Самому Набокову/Сирину эта жажда была ведома еще с тех его стихотворений, что написаны в Крыму. В Кембридже, в Берлине она не ослабла, а, пожалуй, наоборот, только усилилась. И поэтому он не испытывал никакого интереса к перепалкам разных литературных групп, споривших друг с другом вроде бы о путях поэзии, однако тут же переходивших на политику, от которой он старался по возможности оградить свое творчество, подчиняя его другим приоритетам. Распад «Веретена» ничуть его не опечалил, как и быстрая кончина другого объединения, пышно себя назвавшего Братством Круглого Стола. Участники были те же самые, добавился только Владимир Корвин-Пиотровский (через семь лет он издал книгу поэтических драм «Беатриче», о которой Сирин написал в газете «Россия и славянство», назвав автора «большим поэтом» и оценив — несколько завышение — «звук, силу, гулкость, чистоту» этих строк).
Ясность, простота, вдохновенье — из одной рецензии в другую Набоков повторяет эти требования, неисполнение которых для него синонимично подмене поэзии суррогатами, что распространились «в наше время отвратительно изысканных, совершенно никчемных стихов с апокалипсическим настроеньицем» или же еще проще, с обилием скверно зарифмованной бессмыслицы. Бунин, в те годы остававшийся для него бесспорным литературным авторитетом, высказывался о современной литературе примерно так же. И система критериев была в общем и целом почти идентичной у них обоих. Авангардизм оба воспринимали как явление очевидно или потаенно родственное революции. Богатую неологизмами и грамматическими вольностями стилистику современной поэзии считали чем-то вроде косноязычия. Отступление от классических традиций, уж тем более вызывающий отказ следовать им, так как они, по Маяковскому, покрылись хрестоматийным глянцем, и Бунин, и Сирин оценивали как кощунство.

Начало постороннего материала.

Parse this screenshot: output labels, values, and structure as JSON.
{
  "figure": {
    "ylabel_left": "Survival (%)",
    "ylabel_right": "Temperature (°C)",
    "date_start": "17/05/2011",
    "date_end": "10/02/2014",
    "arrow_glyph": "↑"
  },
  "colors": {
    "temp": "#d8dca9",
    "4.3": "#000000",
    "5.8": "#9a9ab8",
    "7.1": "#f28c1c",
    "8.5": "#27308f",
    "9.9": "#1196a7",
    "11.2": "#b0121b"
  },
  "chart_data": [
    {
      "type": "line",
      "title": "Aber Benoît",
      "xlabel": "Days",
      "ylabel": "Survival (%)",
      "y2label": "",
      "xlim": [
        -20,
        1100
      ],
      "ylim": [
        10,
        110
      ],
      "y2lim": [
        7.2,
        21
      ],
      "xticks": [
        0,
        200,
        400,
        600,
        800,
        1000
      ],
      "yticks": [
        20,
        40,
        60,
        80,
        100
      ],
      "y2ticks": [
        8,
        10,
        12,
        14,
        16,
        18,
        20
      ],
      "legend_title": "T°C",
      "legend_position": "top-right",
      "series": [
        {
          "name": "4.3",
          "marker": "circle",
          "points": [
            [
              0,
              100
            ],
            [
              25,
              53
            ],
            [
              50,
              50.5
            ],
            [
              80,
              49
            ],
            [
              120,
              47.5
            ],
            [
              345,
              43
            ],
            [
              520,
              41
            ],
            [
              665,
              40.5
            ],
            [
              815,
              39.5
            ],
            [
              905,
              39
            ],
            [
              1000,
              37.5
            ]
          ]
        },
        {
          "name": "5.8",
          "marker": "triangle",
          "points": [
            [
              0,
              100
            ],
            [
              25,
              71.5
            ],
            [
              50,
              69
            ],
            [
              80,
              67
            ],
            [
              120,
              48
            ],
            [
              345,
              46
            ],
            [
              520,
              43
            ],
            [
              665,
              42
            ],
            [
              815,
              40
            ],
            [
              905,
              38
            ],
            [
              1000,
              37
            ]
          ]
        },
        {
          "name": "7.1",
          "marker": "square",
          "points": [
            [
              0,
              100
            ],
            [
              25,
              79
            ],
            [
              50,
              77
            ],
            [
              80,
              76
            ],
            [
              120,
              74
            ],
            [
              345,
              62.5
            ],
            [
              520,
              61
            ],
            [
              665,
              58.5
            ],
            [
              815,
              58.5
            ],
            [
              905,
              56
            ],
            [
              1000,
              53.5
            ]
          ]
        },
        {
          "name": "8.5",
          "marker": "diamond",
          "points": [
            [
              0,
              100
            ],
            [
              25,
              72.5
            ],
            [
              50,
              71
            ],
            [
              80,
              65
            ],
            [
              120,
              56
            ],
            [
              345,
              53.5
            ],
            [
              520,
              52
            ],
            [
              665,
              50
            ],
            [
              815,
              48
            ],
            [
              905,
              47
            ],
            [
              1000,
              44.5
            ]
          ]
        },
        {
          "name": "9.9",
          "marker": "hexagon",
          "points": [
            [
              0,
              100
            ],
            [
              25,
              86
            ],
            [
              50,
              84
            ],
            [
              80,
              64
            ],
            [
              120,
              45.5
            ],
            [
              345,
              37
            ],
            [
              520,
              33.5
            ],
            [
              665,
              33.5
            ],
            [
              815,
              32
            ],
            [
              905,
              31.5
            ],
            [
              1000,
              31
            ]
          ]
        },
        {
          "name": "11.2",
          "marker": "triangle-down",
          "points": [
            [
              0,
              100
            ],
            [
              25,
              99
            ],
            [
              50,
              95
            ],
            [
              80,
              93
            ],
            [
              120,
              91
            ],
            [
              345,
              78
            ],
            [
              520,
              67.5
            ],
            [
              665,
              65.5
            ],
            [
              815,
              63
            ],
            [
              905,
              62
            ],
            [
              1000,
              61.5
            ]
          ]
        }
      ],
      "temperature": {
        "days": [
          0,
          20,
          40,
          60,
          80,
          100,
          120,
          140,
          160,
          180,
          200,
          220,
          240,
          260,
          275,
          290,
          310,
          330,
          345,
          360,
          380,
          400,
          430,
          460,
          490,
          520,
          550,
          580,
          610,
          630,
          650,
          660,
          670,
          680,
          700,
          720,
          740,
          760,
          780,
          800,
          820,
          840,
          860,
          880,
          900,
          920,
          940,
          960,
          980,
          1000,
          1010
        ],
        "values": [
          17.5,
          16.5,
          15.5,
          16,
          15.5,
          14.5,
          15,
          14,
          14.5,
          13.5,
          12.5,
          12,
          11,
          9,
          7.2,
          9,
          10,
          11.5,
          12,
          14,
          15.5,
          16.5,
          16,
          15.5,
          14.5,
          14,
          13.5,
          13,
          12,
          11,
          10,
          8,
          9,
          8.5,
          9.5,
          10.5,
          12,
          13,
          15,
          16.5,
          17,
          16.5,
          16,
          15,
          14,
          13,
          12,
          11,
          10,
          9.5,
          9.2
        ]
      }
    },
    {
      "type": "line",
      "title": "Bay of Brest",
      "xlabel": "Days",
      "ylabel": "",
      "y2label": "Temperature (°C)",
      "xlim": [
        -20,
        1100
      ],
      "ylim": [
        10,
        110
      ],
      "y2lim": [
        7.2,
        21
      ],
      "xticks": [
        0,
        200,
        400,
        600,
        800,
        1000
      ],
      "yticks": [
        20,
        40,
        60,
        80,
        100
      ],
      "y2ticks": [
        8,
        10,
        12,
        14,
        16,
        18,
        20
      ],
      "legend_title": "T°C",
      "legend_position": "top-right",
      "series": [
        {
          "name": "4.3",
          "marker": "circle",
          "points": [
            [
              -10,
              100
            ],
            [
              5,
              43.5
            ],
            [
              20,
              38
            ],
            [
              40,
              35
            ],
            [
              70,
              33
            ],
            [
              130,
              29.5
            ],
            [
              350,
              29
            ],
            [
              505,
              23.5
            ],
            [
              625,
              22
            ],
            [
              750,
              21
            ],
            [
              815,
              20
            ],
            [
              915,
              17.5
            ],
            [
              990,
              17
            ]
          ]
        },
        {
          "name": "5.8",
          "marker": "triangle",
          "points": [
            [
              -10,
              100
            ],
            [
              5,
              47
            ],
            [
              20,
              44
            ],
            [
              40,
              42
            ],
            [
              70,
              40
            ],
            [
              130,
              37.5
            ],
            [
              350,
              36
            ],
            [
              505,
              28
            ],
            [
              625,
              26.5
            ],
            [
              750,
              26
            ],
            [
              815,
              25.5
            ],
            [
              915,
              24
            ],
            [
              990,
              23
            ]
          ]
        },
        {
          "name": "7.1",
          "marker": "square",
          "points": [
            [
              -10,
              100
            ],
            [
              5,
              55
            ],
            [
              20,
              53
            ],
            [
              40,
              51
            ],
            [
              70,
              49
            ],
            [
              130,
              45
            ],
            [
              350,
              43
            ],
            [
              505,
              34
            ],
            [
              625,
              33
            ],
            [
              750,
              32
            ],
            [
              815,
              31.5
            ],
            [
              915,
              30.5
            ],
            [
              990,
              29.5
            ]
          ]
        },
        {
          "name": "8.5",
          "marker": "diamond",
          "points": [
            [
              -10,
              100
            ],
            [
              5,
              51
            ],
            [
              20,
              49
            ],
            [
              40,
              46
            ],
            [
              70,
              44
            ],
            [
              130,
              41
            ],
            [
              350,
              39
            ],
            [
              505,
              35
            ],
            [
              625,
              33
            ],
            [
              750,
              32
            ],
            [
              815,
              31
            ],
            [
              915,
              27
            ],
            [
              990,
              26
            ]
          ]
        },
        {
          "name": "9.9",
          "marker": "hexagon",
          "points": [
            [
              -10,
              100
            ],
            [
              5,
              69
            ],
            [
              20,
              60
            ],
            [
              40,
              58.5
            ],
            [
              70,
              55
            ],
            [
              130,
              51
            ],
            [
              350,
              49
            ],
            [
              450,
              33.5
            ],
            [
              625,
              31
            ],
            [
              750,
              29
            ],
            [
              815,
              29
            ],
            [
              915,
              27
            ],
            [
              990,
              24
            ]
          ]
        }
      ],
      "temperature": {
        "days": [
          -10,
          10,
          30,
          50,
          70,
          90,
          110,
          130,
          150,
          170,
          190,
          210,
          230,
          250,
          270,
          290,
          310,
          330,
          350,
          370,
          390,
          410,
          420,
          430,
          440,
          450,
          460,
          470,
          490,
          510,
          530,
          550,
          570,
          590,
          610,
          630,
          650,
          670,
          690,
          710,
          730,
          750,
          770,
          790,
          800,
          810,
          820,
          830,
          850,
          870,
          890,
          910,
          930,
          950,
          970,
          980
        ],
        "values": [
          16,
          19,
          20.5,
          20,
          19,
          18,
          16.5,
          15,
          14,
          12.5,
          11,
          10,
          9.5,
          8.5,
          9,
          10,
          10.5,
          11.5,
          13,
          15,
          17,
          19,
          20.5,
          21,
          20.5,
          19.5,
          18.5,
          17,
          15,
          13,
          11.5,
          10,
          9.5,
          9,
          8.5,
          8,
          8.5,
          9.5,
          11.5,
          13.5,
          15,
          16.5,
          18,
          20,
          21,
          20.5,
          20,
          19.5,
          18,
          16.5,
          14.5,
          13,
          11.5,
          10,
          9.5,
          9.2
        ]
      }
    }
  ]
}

Однако Бунин, современник Серебряного века, никогда ему, в сущности, не принадлежал и ясно сформулировал свое расхождение с ним, свое неприятие, когда культура этого века переживала самый пышный расцвет. А Набоков, который застал только ее угасание, был ей слишком многим обязан, чтобы исчезло ощущение своей зависимости от главных художественных направлений той эпохи — от символизма и акмеизма. Брюсовские «мертвые глыбы» были слишком ему знакомы, поскольку — и «Гроздь», и «Горний путь» содержат достаточно свидетельств — он взбирался на них много раз, изучив все расщелины и бугорки. О Блоке впоследствии, уже обосновавшись в Америке, он писал с нескрываемой неприязнью: находил в его стихах банальные мысли, вульгарность стиля, даже какофонию, — но это не заглушает постоянных реминисценций, а то и откровенных заимствований из Блока или подражаний ему в стихах, которые появлялись за подписью «В. Сирин» в берлинских изданиях. Гумилев оказался одним из немногих русских авторов XX века, к которому Набоков сохранил интерес и расположение до старости, а для поэта Сирина он, видимо, был второй после Блока фигурой современного литературного пантеона, — о нем «нельзя говорить без волненья», отмечено в одной критической заметке 1927 года. Сколько бы ни иронизировал Набоков по поводу утихшего «бряцания модных лир», восхваляя пронинские бледные строфы за то, что в них «пахнет ольхой» и воспевается «удалой мухомор», собственные его стихи раз за разом дают почувствовать, что в действительности звук этих лир длится, не замолкая. Достаточно почти наудачу раскрыть том его стихов, и сразу оживет поэтический мир, который неотделим от Петербурга, от Серебряного века, от символизма и его наследников: продолжателей или антагонистов.